On November 17, 2009, Raising-Rabbits.com went live on the Internet with nothing more than a home page.
Since that inauspicious start, we’ve strived to add information every single week. Over the last 156 weeks (3 years), we have added over 205 pages, plus our visitors have added many more.
Many of our visitors have taken the time to use our various comment forms and write their own ‘pages.’ Thank you! These interactions improve the success and the usefulness of our website for everyone. It is at least partly because of you that Raising-Rabbits.com has become a trustworthy source of rabbit information.
we very warmly thank each of our subscribers,
visitors, and friends -- we appreciate you!
(Below: Two furry pet bunnies)
We’re offering not ONE but THREE health tips in our 3-year anniversary issue!Warming Chilled Kits
Late Fall and Winter in the northern hemisphere can be all kinds of cold, depending where you live. Rabbit does will safely kindle their kits through the most inclement of weather if you’ve provided sufficient protection from the elements and enough bedding to keep the tiny kits warm in their nest boxes. Even in sub-zero weather, under a heavy blanket of the doe’s fur the temperature in the nest box will measure 100+ degrees F.
On occasion, however, you might discover a one- or two-day-old kit outside the nest lying motionless on the wire floor of the cage with the body temperature of a popcicle. The doe may have accidentally dragged it out of the nest while it was still suckling.
Is there any way to warm the little guy and save its life? Unless the kit is literally frozen solid, there might be hope.
These tips for warming chilled kits might come in handy for one of your own kits, whether soon, like this winter, or throughout the year even during the warmer chilly evenings.
Litter Box Training Pet Rabbits
Since our last e-newsletter edition, we received comments from the owner of a male pet rabbit and the owner of a female pet rabbit. Though both of these animals were supposedly potty-trained, they are suddenly forgetting all their manners.

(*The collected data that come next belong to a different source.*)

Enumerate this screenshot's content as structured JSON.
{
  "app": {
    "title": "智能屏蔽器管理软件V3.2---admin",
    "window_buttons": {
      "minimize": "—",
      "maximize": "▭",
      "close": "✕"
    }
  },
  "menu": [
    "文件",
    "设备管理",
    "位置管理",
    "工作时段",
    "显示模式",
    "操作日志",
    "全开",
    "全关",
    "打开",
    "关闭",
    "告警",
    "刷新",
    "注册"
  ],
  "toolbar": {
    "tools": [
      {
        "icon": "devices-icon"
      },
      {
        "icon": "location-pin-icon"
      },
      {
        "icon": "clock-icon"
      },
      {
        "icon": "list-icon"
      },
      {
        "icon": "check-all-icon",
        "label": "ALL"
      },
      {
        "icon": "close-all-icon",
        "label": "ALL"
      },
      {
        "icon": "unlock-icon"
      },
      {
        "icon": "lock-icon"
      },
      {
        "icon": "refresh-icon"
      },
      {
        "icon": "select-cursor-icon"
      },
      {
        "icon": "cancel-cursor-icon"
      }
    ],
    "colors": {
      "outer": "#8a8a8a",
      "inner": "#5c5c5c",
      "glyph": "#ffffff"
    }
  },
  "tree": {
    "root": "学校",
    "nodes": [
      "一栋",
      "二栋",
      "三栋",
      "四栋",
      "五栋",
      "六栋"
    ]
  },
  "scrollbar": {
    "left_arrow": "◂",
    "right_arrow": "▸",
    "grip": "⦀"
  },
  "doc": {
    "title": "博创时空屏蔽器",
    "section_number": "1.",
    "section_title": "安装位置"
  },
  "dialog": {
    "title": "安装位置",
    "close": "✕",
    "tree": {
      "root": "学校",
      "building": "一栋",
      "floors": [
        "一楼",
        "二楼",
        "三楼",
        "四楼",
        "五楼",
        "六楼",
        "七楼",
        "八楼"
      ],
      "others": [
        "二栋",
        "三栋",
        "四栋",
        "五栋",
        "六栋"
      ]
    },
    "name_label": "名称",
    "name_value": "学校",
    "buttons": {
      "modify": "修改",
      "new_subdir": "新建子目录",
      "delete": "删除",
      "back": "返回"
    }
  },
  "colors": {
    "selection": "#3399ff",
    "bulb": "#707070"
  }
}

We’ve offered some suggestions:
While we understand rabbits fairly well, we’re not completely sure if we know all of the best ways to litter-box-train a rabbit.
Do you know any tricks that have helped you train your male or female pet rabbit? Feel free to let us know! Write to us at email@example.com, or use the Contact Us form on the Raising-Rabbits website.
Are whole oats dangerous?
Are oat kernels sharp and will they injure or lacerate a rabbit’s stomach or intestines?
The answer is no, not dangerous at all. Rabbits masticate well. Nothing but wet oat mush heads down the gullet. According to Nutrition of the Rabbit,
"Oats are generally considered to be the best grain... Whole plump oats are preferable to crushed oats as, with the latter, the rabbit will pick out the kernel and leave the husk" (de Blas, 2010).
We recommend whole oats for both livestock and pet rabbits due both to the oil content and the longevity of the whole kernel. In the whole oat, the oils do not go rancid. They supply energy, essential oils with the fat-soluble essential vitamins A, D and E, and fiber, with relatively low carbohydrate. Your rabbit’s fur will take on a healthy sheen, its immune system will be strengthened, and nursing does will find the capacity to produce sufficient milk for the entire litter.
Below: Show Quality Meat Rabbits from AA Rabbitry.
Overheard at Raising-Rabbits.com"*****! Rabbits should NOT be farmed!"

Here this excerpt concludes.